$2.2 trillion and growing: The post-NAFTA trade deficit with Canada and Mexico
Donald Trump has certainly got Mexico's attention. Former Mexican president Vicente Fox is becoming increasingly incoherent – first insulting Trump, then apologizing, and now insulting again, then calling Trump supporters "lazy, uneducated, TV-watching drunks."
What has the West come to when the ramblings of a corrupt and clearly unintelligent individual from a third-world narco-state get taken seriously among any section of the political spectrum?
Now Trump needs to get the attention of Canada, and keep it. Because as much of an economic parasite as Mexico has been to the U.S., the northern neighbor is keeping pace with this dubious honor.
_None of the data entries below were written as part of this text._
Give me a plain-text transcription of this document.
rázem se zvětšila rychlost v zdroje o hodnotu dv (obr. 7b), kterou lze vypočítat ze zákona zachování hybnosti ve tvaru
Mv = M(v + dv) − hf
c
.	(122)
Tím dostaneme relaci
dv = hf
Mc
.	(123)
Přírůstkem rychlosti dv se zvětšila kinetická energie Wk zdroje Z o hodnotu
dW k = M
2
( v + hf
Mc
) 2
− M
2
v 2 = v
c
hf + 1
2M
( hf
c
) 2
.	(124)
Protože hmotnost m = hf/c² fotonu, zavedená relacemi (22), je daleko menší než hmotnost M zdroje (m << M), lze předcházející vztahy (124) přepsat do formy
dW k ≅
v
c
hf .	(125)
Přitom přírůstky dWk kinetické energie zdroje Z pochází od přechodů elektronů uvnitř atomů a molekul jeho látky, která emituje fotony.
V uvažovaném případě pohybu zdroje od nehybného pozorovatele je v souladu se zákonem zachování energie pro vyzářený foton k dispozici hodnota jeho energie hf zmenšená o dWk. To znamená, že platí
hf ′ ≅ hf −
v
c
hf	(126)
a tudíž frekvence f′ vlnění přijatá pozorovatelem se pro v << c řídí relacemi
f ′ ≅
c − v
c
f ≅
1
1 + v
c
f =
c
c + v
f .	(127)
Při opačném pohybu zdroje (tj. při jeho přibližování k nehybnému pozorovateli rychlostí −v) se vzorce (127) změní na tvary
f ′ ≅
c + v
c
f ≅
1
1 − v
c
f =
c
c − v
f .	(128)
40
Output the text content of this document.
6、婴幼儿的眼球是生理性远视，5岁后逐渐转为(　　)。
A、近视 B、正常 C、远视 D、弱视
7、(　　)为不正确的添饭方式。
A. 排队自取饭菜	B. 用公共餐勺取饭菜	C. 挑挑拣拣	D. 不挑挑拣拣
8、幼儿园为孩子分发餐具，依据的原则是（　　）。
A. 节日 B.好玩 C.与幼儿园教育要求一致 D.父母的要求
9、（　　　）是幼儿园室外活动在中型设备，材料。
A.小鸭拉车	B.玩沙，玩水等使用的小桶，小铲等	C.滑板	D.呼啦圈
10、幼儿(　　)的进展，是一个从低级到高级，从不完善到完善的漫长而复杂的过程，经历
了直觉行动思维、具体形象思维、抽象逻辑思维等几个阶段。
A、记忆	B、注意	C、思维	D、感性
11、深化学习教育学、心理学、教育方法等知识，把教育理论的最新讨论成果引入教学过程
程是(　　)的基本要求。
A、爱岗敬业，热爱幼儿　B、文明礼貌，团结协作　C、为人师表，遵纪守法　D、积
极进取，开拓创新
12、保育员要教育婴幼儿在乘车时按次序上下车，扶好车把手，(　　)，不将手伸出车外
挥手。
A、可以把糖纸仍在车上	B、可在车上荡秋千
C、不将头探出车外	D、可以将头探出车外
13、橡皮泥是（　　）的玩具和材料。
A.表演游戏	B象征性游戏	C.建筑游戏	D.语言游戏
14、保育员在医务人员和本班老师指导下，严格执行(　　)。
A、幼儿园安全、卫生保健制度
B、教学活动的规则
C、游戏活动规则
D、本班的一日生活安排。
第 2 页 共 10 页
Both of America's neighbors are hotbeds of anti-Americanism that could be readily punished through suitably designed trade sanctions.
And a good place to start would be tearing up NAFTA – the deeply flawed North American Free Trade Act – which has been disastrous for the U.S. economy.
Since NAFTA came into force at the start of 1994, the cumulative inflation-adjusted U.S. trade deficits with its NAFTA "partners" are essentially equal at US$1.1 trillion each.
That translates into $2.2 trillion of lost wealth flowing both north and south out of America into the waiting arms of these ungrateful economic leeches.
The trade deficit with Mexico gets a lot of attention, but the deficit with Canada over time is just as problematic.
This will pose a challenge for Trump if elected, since some of his Canadian supporters – such as Conrad Black – argue that Trump "has made it abundantly clear that his problems are not with U.S.-Canada free trade, but with the $58-billion trade deficit with Mexico, and the steady inflow of illegal immigrants."
A President Trump, and the American public, are free to discriminate however they like on trade issues, but an objective view finds that Canada is just as much of a post-NAFTA trade problem as Mexico.